Sometimes a big strap for your camera is just too much. You want simplicity. You want to talk around with your camera in your hand and just shoot. Turns out Tap & Dye makes just the leather wrist strap for you.
For dedicated photography missions I prefer not to have the bulky neck strap slowing me down. A neck strap is great if you are spending the day with your camera and you need to keep it safe when you are not holding it but for intentional photographic wandering a simple leather wrist strap works great.
My wrist strap from Tap & Dye arrived only four days after ordering, quite quick for a leather product made to order. The first impression you get is the packaging. Justin, the founder of Tap & Dye, is degreed in product design and it shows. The cotton bag and the tags are just as classy as the Leica you can put this strap on.
I am impressed with the thickness of the leather That Tap & Dye uses. They handmake their goods. Each strap is cut from our full grain hides and their brand is stamped by hand and not by a machine press. The underside of each strap is bevel edged and sanded by hand as well for smoothness against your skin. No chafing on longs days of shooting.
The keyring is made from nickel plated tempered steel with excellent memory.
The rivet holding the strap together is also massively strong. It won’t be failing for decades.
The old adage, “you get what you pay for” is most often true when it comes to leather goods. The cost of high quality materials and components drives cost and prices up quickly. The design of both the packaging and the strap are very classic and well thought through. I can detect nothing about the simple construction that I would improve. The leather is not dyed all the way though but that does not affect the durability or functionality of the strap at all. If you want a darker color all you have to do is apply some Neatsfoot oil. There is a nickel plated brass d-ring to adjust the tightness of the strap on your wrist. This takes a little worry off your mind that the strap is going to slip off your hand indadvertedly with the camera.
The only annoying thing that I encountered (and to be fair this is common with new thick leather products) was the break in period. After walking around for several hours I did get a bit of chafing. My solution for this was to flex it quite a bit at home and apply a lot of Neatsfoot oil to soften the leather a bit. Now it is entirely comfortable.
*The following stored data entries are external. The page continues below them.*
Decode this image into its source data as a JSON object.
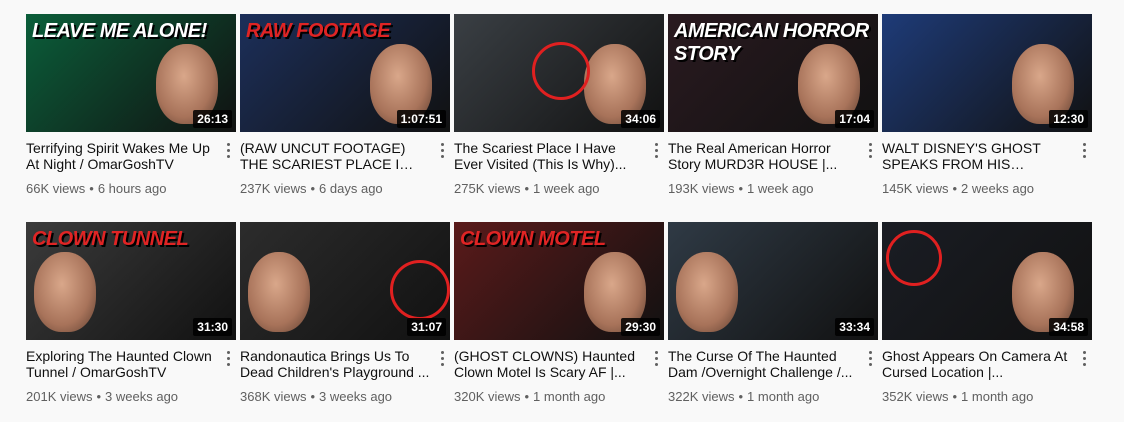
{
  "rows": [
    [
      {
        "title": "Terrifying Spirit Wakes Me Up At Night / OmarGoshTV",
        "views": "66K views",
        "age": "6 hours ago",
        "duration": "26:13",
        "overlay": "LEAVE ME ALONE!",
        "theme": "#0b5e3a",
        "overlay_color": "#ffffff"
      },
      {
        "title": "(RAW UNCUT FOOTAGE) THE SCARIEST PLACE I HAVE...",
        "views": "237K views",
        "age": "6 days ago",
        "duration": "1:07:51",
        "overlay": "RAW FOOTAGE",
        "theme": "#1c2f5a",
        "overlay_color": "#e02424"
      },
      {
        "title": "The Scariest Place I Have Ever Visited (This Is Why)...",
        "views": "275K views",
        "age": "1 week ago",
        "duration": "34:06",
        "overlay": "",
        "theme": "#3a3f44",
        "overlay_color": "#ffffff"
      },
      {
        "title": "The Real American Horror Story MURD3R HOUSE |...",
        "views": "193K views",
        "age": "1 week ago",
        "duration": "17:04",
        "overlay": "AMERICAN HORROR STORY",
        "theme": "#2a1a20",
        "overlay_color": "#ffffff"
      },
      {
        "title": "WALT DISNEY'S GHOST SPEAKS FROM HIS GRAVE...",
        "views": "145K views",
        "age": "2 weeks ago",
        "duration": "12:30",
        "overlay": "",
        "theme": "#1e3b78",
        "overlay_color": "#ffffff"
      }
    ],
    [
      {
        "title": "Exploring The Haunted Clown Tunnel / OmarGoshTV",
        "views": "201K views",
        "age": "3 weeks ago",
        "duration": "31:30",
        "overlay": "CLOWN TUNNEL",
        "theme": "#3b3b3b",
        "overlay_color": "#e02424"
      },
      {
        "title": "Randonautica Brings Us To Dead Children's Playground ...",
        "views": "368K views",
        "age": "3 weeks ago",
        "duration": "31:07",
        "overlay": "",
        "theme": "#2c2c2c",
        "overlay_color": "#ffffff"
      },
      {
        "title": "(GHOST CLOWNS) Haunted Clown Motel Is Scary AF |...",
        "views": "320K views",
        "age": "1 month ago",
        "duration": "29:30",
        "overlay": "CLOWN MOTEL",
        "theme": "#5a1a1a",
        "overlay_color": "#e02424"
      },
      {
        "title": "The Curse Of The Haunted Dam /Overnight Challenge /...",
        "views": "322K views",
        "age": "1 month ago",
        "duration": "33:34",
        "overlay": "",
        "theme": "#2f3a45",
        "overlay_color": "#ffffff"
      },
      {
        "title": "Ghost Appears On Camera At Cursed Location |...",
        "views": "352K views",
        "age": "1 month ago",
        "duration": "34:58",
        "overlay": "",
        "theme": "#1a1d24",
        "overlay_color": "#ffffff"
      }
    ]
  ]
}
It’s important to make sure your camera will be compatible with this sort of lug mount. It is worth noting that the Nikon and Canon bar mount DO NOT work with this kind of wrist strap.
– Each strap is compatible will ALL Round-Strap LUG mounts: Film SLRs, DSLRs,
Rangefinders, Micro 4/3, Compact Mirrorless.
– Canon FILM SLR: Canon AE-1, AV-1, EF, AT-1, Canonet models
– Nikon FILM SLR: FE, FE2, FM, FM2, F100, F3, F2, FM2N, F6
– Nikon DSLR: D300, D700, D200, D3, D3S, D3X, D4, D800/E, D7000, D600
– Nikon 1 Compact: V1, V2, COOLPIX P7700
– Olympus Micro 4/3: EP1, EP2, EP3, EPL-5, OMD-EM 5, E-PM 1, E-PM 2
– Leica: ALL M rangefinders: M2, M3, M4, M5, M6, M7, M8, M9, MP
– SONY NEX: NEX6, NEX5R, NEX 7
– Fuji X-E1, X100, X100s, X-Pro 1, X10, X20
– Panasonic LUMIX: DMC-GH2, GH3
– Voigtlander Bessa M Rangefinders: RM2, RM3, RM4
This is a premium wrist strap. No, it is not cheap and yes you can probably replicate the design. If you want a durable and functional wrist strap made from high quality leather, this is a good one.